Earning relevance with audiences who don't yet think AARP is for them — through presence, not advertising.
AARP is one of the most recognized organizations in America — and one of the most misunderstood. For decades, the brand has been synonymous with retirement, Medicare, and aging in its most narrow, clinical sense. That perception has become a strategic liability.
As AARP works to shift its image — who it's for, what it represents, and what it means to age — it needs to show up in spaces and conversations that its current reputation would not predict.
The challenge isn't awareness. It's relevance. And relevance, for a brand trying to reach younger audiences and reshape cultural perceptions of aging, has to be earned through presence — not advertising.
Grace Hopper Celebration — the world's largest gathering of women and nonbinary technologists — offered exactly the kind of platform AARP needed: a culturally credible, forward-looking audience that skews younger, diverse, and deeply invested in innovation, inclusion, and the future. An audience that doesn't yet think of AARP as being for them. That was the point.

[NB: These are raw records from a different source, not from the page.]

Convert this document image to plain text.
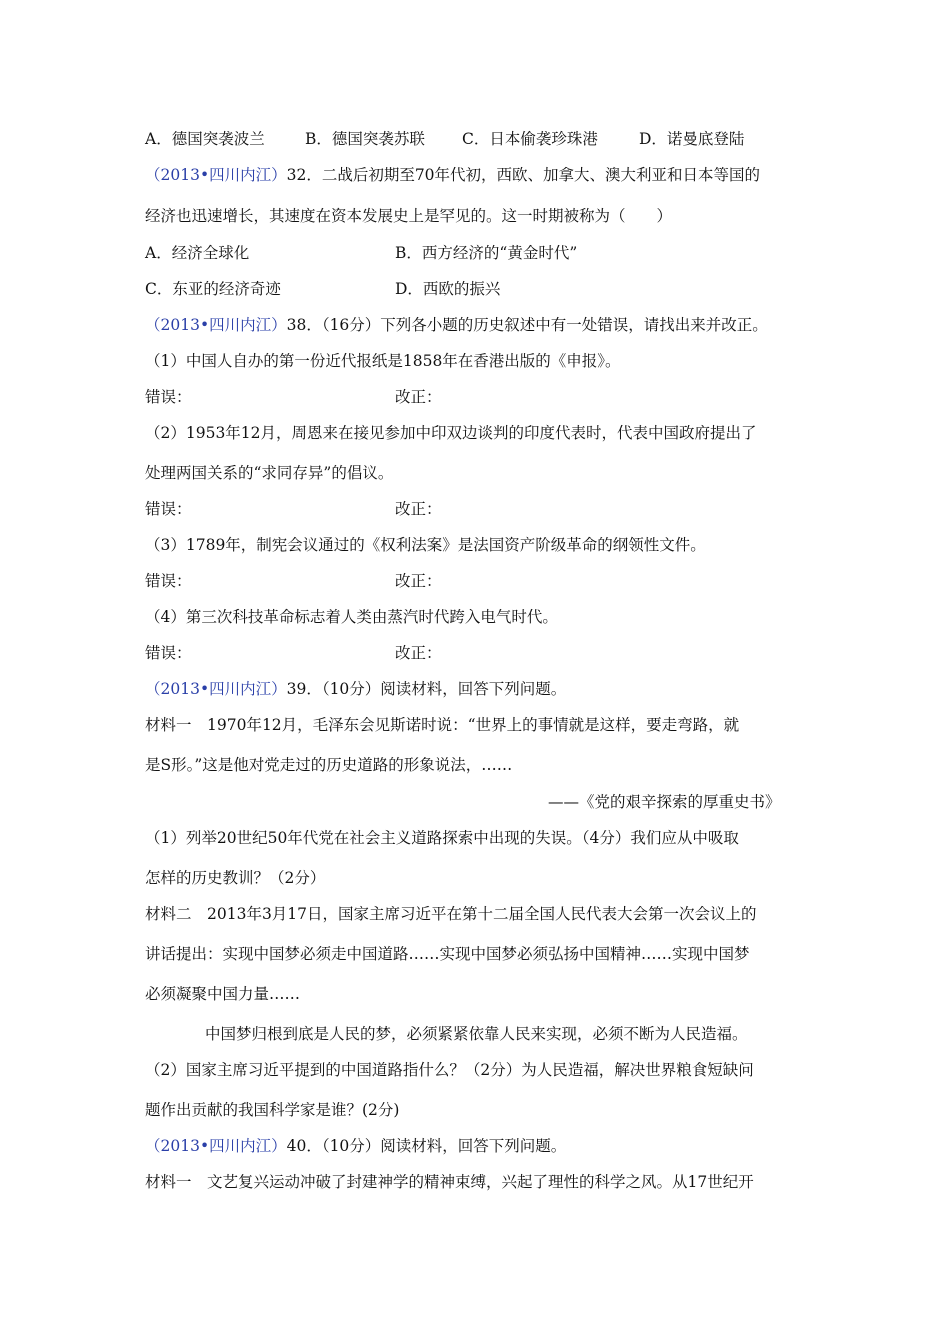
A．德国突袭波兰	B．德国突袭苏联 C．日本偷袭珍珠港	D．诺曼底登陆
（2013•四川内江）32．二战后初期至70年代初，西欧、加拿大、澳大利亚和日本等国的
经济也迅速增长，其速度在资本发展史上是罕见的。这一时期被称为（　　）
A．经济全球化	B．西方经济的“黄金时代”
C．东亚的经济奇迹	D．西欧的振兴
（2013•四川内江）38．（16分）下列各小题的历史叙述中有一处错误，请找出来并改正。
（1）中国人自办的第一份近代报纸是1858年在香港出版的《申报》。
错误：	改正：
（2）1953年12月，周恩来在接见参加中印双边谈判的印度代表时，代表中国政府提出了
处理两国关系的“求同存异”的倡议。
错误：	改正：
（3）1789年，制宪会议通过的《权利法案》是法国资产阶级革命的纲领性文件。
错误：	改正：
（4）第三次科技革命标志着人类由蒸汽时代跨入电气时代。
错误：	改正：
（2013•四川内江）39．（10分）阅读材料，回答下列问题。
材料一　1970年12月，毛泽东会见斯诺时说：“世界上的事情就是这样，要走弯路，就
是S形。”这是他对党走过的历史道路的形象说法，……
——《党的艰辛探索的厚重史书》
（1）列举20世纪50年代党在社会主义道路探索中出现的失误。（4分）我们应从中吸取
怎样的历史教训？（2分）
材料二　2013年3月17日，国家主席习近平在第十二届全国人民代表大会第一次会议上的
讲话提出：实现中国梦必须走中国道路……实现中国梦必须弘扬中国精神……实现中国梦
必须凝聚中国力量……
中国梦归根到底是人民的梦，必须紧紧依靠人民来实现，必须不断为人民造福。
（2）国家主席习近平提到的中国道路指什么？（2分）为人民造福，解决世界粮食短缺问
题作出贡献的我国科学家是谁？(2分)
（2013•四川内江）40．（10分）阅读材料，回答下列问题。
材料一　文艺复兴运动冲破了封建神学的精神束缚，兴起了理性的科学之风。从17世纪开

Used gaming as a cultural entry point to challenge stereotypes about aging adults and technology, explore intergenerational connection, and position AARP as a champion of inclusive innovation — on a stage where no one expected them to be.
Table topic cards structured organic conversation around AARP's core pillars without ever making it feel like a brand pitch — moving beyond professional networking into the shared human experiences that connect women across generations.